Директриса сразу же позвонила Мишкиной маме:
- Мария Борисовна, знаете ли Вы песню «Гоп-стоп Зоя, так кажется?, - (Еще бы не знать, если к трем куплетам этой бандитской песни 20-х годов именно Мария Борисовна и никто иной приписала еще пять, и доказала, что по сравнению с ней тюремные зеки были наивными и неискушенными гимназистками).
- Ну пожалуйста, ну если можно, он больше не будет, я ему все объясню.
- Объясните? Что Вы ему объясните?! – волновалась директриса, - немедленно забирайте его отсюда!
- Ну хоть до вечера!
- Нет, нет, нет, ни секунды. Я запрещаю ему контактировать с другими детьми!
А пока Мария Борисовна ехала забирать сына, молоденькая воспитательница, приставленная сторожить Мишу и охранять от него других детей, попросила его еще раз тихонечко напеть ту самую песню. Петь Миша согласился, но когда они зашли в пустую комнату, он вытащил табуретку на середину, залез на нее и оттуда в полный голос проорал: «Я ль тебя не xолил, я ль тебя не шмолил, я ль тебя, паскуду, не любил». Воспитательница, ежеминутно оглядываясь и нервничая, строчила слова песни в блокнот. Закончив, Миша слез, поставил табуретку в угол и сел ждать маму, иногда плюясь через отверстие между передними зубами прямо на изображение друга детей – Феликса Дзержинского.
Итак, вот они, герои моего детства – сначала атлет Вигдорчик в запорошенной снегом Вайенге, затем ехидный Мишка в Летнем саду на велосипеде. Вот он крутит педалями по тропинкам моей памяти. А теперь простодушный Коля Горохов, мой школьный друг, сосед по парте, моя пара на переменках. Коля Горохов, готовый всегда доесть винегрет, взятый в школьном буфете. Коля Горохов, мама которого научила его говорить, будто их дедушка приехал из Италии строить город Петербург, и остался здесь жить, женившись на русской, поэтому он, Коля, так смугл, черен волосами, длиннонос и похож на еврея.

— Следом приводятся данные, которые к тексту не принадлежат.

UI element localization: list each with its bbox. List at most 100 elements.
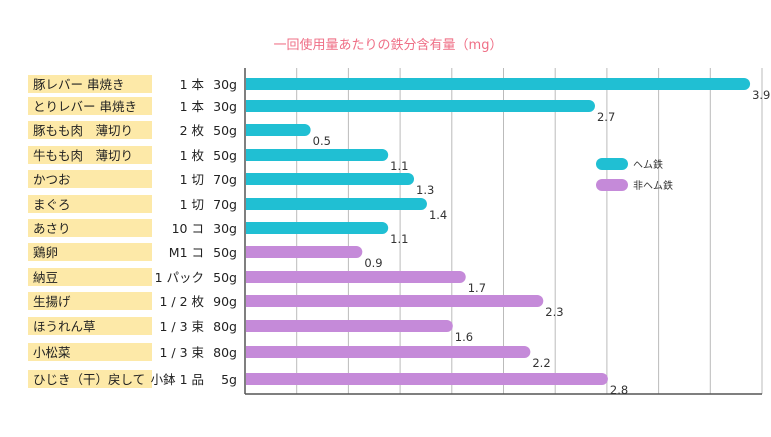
legend-swatch [596, 179, 628, 191]
portion-label: 1 切 [180, 197, 204, 212]
food-label-background [28, 243, 152, 261]
bar [246, 78, 751, 90]
food-label-background [28, 195, 152, 213]
food-row: ほうれん草 1 / 3 束 80g [28, 317, 237, 335]
bar-value-label: 3.9 [752, 88, 770, 102]
grams-label: 50g [213, 245, 237, 260]
food-name: 牛もも肉 薄切り [33, 148, 133, 163]
food-name: とりレバー 串焼き [33, 99, 137, 114]
food-row: 牛もも肉 薄切り 1 枚 50g [28, 146, 237, 164]
food-label-background [28, 146, 152, 164]
food-row: ひじき（干）戻して 小鉢 1 品 5g [28, 370, 237, 388]
food-label-background [28, 75, 152, 93]
food-label-background [28, 370, 152, 388]
portion-label: 1 切 [180, 172, 204, 187]
bar [246, 346, 531, 358]
food-row: あさり 10 コ 30g [28, 219, 237, 237]
bar [246, 124, 311, 136]
grams-label: 80g [213, 319, 237, 334]
grams-label: 5g [221, 372, 237, 387]
bar-value-label: 2.7 [597, 110, 615, 124]
bar-value-label: 1.3 [416, 183, 434, 197]
food-row: 生揚げ 1 / 2 枚 90g [28, 292, 237, 310]
portion-label: 1 パック [155, 270, 204, 285]
portion-label: 小鉢 1 品 [151, 372, 204, 387]
portion-label: 1 枚 [180, 148, 205, 163]
food-name: ほうれん草 [33, 319, 96, 334]
food-name: ひじき（干）戻して [33, 372, 145, 387]
grams-label: 30g [213, 221, 237, 236]
food-rows: 豚レバー 串焼き 1 本 30g とりレバー 串焼き 1 本 30g 豚もも肉 薄切り 2 枚… [28, 75, 237, 388]
bar [246, 246, 363, 258]
grams-label: 50g [213, 123, 237, 138]
food-name: あさり [33, 221, 71, 236]
bar-value-label: 1.4 [429, 208, 447, 222]
chart-title: 一回使用量あたりの鉄分含有量（mg） [274, 37, 503, 53]
bar [246, 295, 544, 307]
grams-label: 30g [213, 77, 237, 92]
food-label-background [28, 170, 152, 188]
bar [246, 373, 608, 385]
bar [246, 320, 453, 332]
portion-label: 1 本 [180, 77, 205, 92]
food-label-background [28, 343, 152, 361]
bar [246, 198, 427, 210]
food-name: 生揚げ [33, 294, 71, 309]
bar-value-label: 0.9 [364, 256, 382, 270]
grams-label: 50g [213, 270, 237, 285]
food-row: 小松菜 1 / 3 束 80g [28, 343, 237, 361]
food-row: まぐろ 1 切 70g [28, 195, 237, 213]
bar-value-label: 1.6 [455, 330, 473, 344]
bar-value-label: 0.5 [313, 134, 331, 148]
legend-swatch [596, 158, 628, 170]
food-name: 豚もも肉 薄切り [33, 123, 133, 138]
bar [246, 100, 595, 112]
bar-value-label: 2.3 [545, 305, 563, 319]
portion-label: M1 コ [169, 245, 204, 260]
gridlines [244, 68, 763, 395]
bar [246, 222, 389, 234]
grams-label: 50g [213, 148, 237, 163]
bar [246, 271, 466, 283]
food-row: 鶏卵 M1 コ 50g [28, 243, 237, 261]
legend-label: ヘム鉄 [633, 158, 663, 171]
food-label-background [28, 97, 152, 115]
grams-label: 70g [213, 172, 237, 187]
bar-value-label: 2.2 [532, 356, 550, 370]
food-row: 豚もも肉 薄切り 2 枚 50g [28, 121, 237, 139]
food-name: かつお [33, 172, 71, 187]
bar-value-label: 1.1 [390, 159, 408, 173]
portion-label: 2 枚 [180, 123, 205, 138]
grams-label: 30g [213, 99, 237, 114]
portion-label: 1 本 [180, 99, 205, 114]
legend-label: 非ヘム鉄 [633, 179, 673, 192]
bar-value-label: 1.1 [390, 232, 408, 246]
food-name: 納豆 [33, 270, 58, 285]
portion-label: 1 / 3 束 [159, 319, 204, 334]
food-label-background [28, 268, 152, 286]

Ах, Коля, Коля Горохов с папой Йоффе, с добрым, старым, уютным папой, придумавшим специальные машины для починки высоких ленинградских фонарей. Мы так радовались, когда видели на улице эти машины. Мы говорили всем-всем: «Смотрите, эти машины придумал папа нашего одноклассника Горохова, Иосиф Израилевич Йоффе». Эй, итальянец, отзовись! В какой ешиве чертили твои предки мистические знаки каббалы?